Mental ill-health and related issues are major barriers to employment: a third of people with mild to moderate mental health problems and two thirds of people with severe mental health problems are unemployed.
Developing effective approaches to address this requires a better understanding of the role gender plays. For example, suicide is the leading cause of death among men aged under 35, and unemployment could be a significant factor. How might masculine stereotypes that men should be self-sufficient and providers feed this trend? And women are both more likely to experience anxiety, depression and Post Traumatic Stress Disorder and be unemployed and economically inactive. In what ways does gendered disadvantage and violence limit women’s opportunities?

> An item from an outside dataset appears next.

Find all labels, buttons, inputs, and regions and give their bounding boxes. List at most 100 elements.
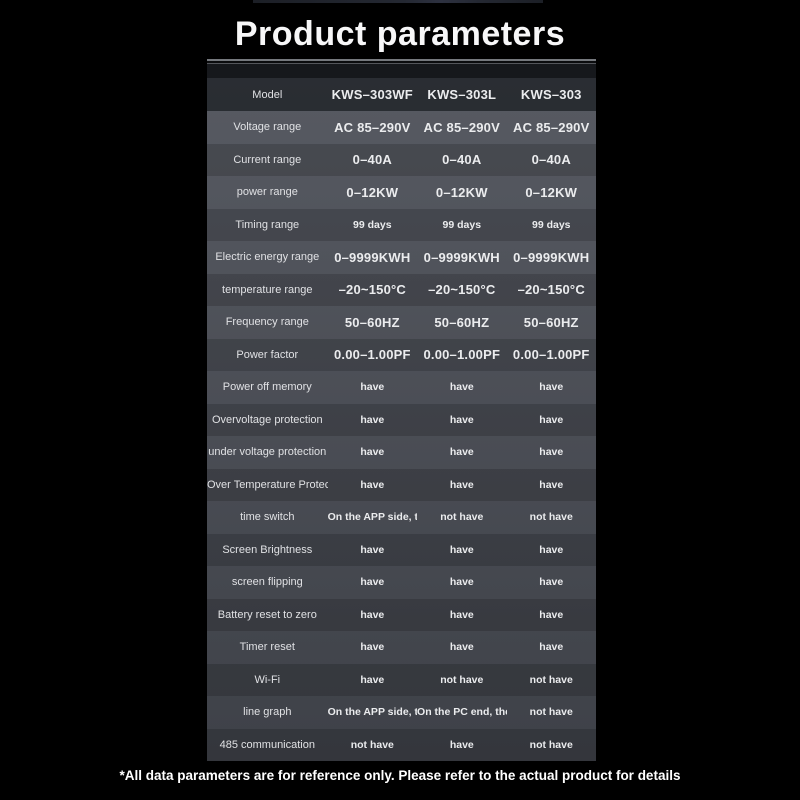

Join Renaisi and a panel of experts and practitioners to shed more light on this important issue. Together, we will explore the influence gender stereotypes and norms have on women’s and men’s mental health and working lives. Speakers will share examples and insights on how innovative, gender-sensitive, joined-up approaches can help more people with mental health issues to benefit from sustainable, rewarding employment.

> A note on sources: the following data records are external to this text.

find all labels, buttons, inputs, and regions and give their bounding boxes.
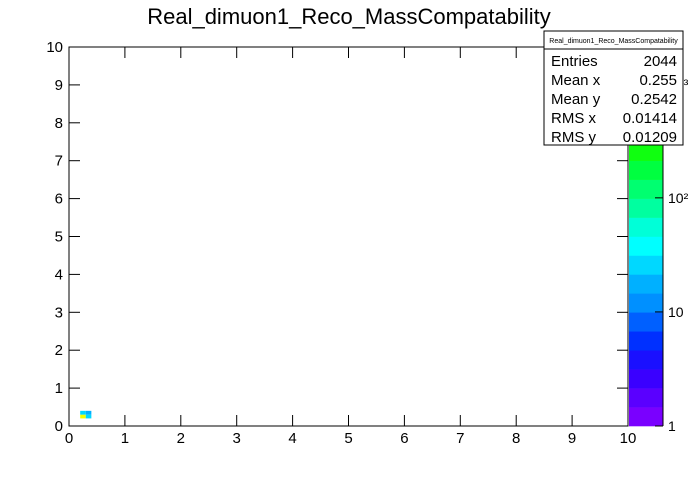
y-tick-label: 7 [55, 153, 63, 170]
palette-band [629, 293, 663, 313]
z-tick-label: 1 [668, 418, 676, 434]
heat-cell [80, 410, 86, 415]
x-tick-label: 8 [512, 430, 520, 447]
palette-band [629, 407, 663, 427]
stats-label: Mean x [551, 72, 601, 89]
stats-value: 0.01209 [623, 129, 677, 146]
stats-box [543, 30, 684, 146]
x-tick-label: 6 [400, 430, 408, 447]
y-tick-label: 8 [55, 115, 63, 132]
palette-band [629, 312, 663, 332]
palette-band [629, 198, 663, 218]
y-tick-label: 6 [55, 191, 63, 208]
palette-band [629, 217, 663, 237]
palette-band [629, 179, 663, 199]
palette-band [629, 255, 663, 275]
palette-band [629, 350, 663, 370]
stats-value: 2044 [644, 53, 677, 70]
stats-value: 0.01414 [623, 110, 677, 127]
x-tick-label: 5 [344, 430, 352, 447]
chart-title: Real_dimuon1_Reco_MassCompatability [147, 4, 551, 29]
stats-value: 0.255 [639, 72, 677, 89]
stats-label: RMS y [551, 129, 597, 146]
x-tick-label: 0 [65, 430, 73, 447]
stats-value: 0.2542 [631, 91, 677, 108]
palette-band [629, 369, 663, 389]
x-tick-label: 3 [233, 430, 241, 447]
palette-band [629, 388, 663, 408]
heat-cell [85, 410, 92, 415]
y-tick-label: 2 [55, 342, 63, 359]
stats-label: Entries [551, 53, 598, 70]
palette-band [629, 160, 663, 180]
palette-band [629, 141, 663, 161]
heat-cell [85, 414, 92, 419]
y-tick-label: 5 [55, 229, 63, 246]
heat-cell [80, 414, 86, 419]
palette-band [629, 274, 663, 294]
y-tick-label: 10 [46, 39, 63, 56]
palette-band [629, 331, 663, 351]
x-tick-label: 10 [620, 430, 637, 447]
palette-band [629, 236, 663, 256]
stats-title: Real_dimuon1_Reco_MassCompatability [549, 38, 678, 45]
z-tick-label: 10² [668, 190, 689, 206]
stats-label: RMS x [551, 110, 597, 127]
y-tick-label: 9 [55, 77, 63, 94]
stats-label: Mean y [551, 91, 601, 108]
y-tick-label: 0 [55, 418, 63, 435]
y-tick-label: 3 [55, 304, 63, 321]
x-tick-label: 4 [288, 430, 296, 447]
z-tick-label: 10 [668, 304, 684, 320]
y-tick-label: 4 [55, 266, 63, 283]
x-tick-label: 2 [177, 430, 185, 447]
x-tick-label: 7 [456, 430, 464, 447]
x-tick-label: 9 [568, 430, 576, 447]
y-tick-label: 1 [55, 380, 63, 397]
x-tick-label: 1 [121, 430, 129, 447]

The event is aimed at employment and mental health service providers, practitioners, commissioners and policy makers who want to explore new ways of supporting people’s wellbeing.

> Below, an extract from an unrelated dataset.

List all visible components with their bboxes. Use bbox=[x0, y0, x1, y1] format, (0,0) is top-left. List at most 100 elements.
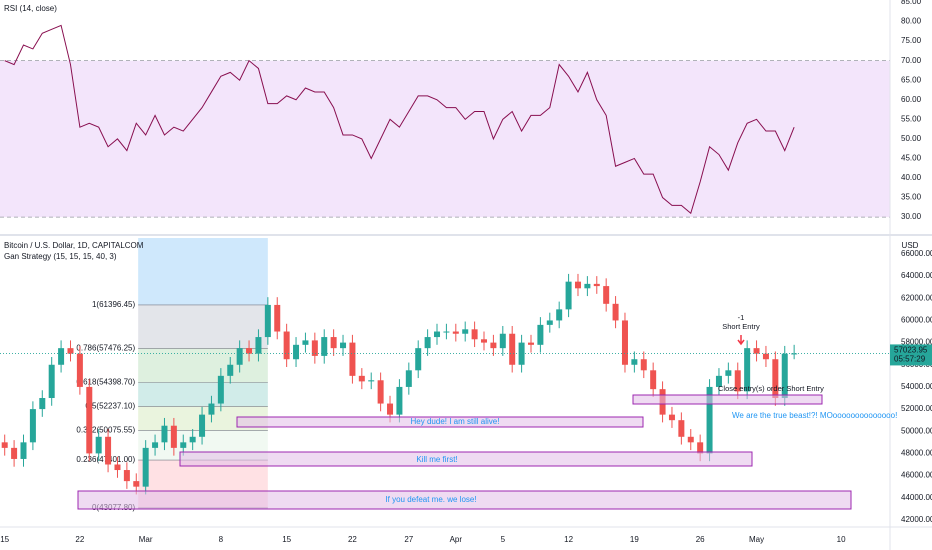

- Yvonne Roberts, The Observer
- Alice Boyle, The Luminary Bakery
- Katharine Sacks-Jones, Agenda
- Laura Busfield, Renaisi
- Leslie Mitchell, Working With Men
- Rebecca Collins, The GREAT Initiative
- Tessa Horvath, Renaisi
The event is free to attend, and refreshments will be provided. These include a selection of delicious cakes and cookies provided by The Luminary Bakery, which supports vulnerable women into work. Breakfast, networking and registration will be available from 8.30am.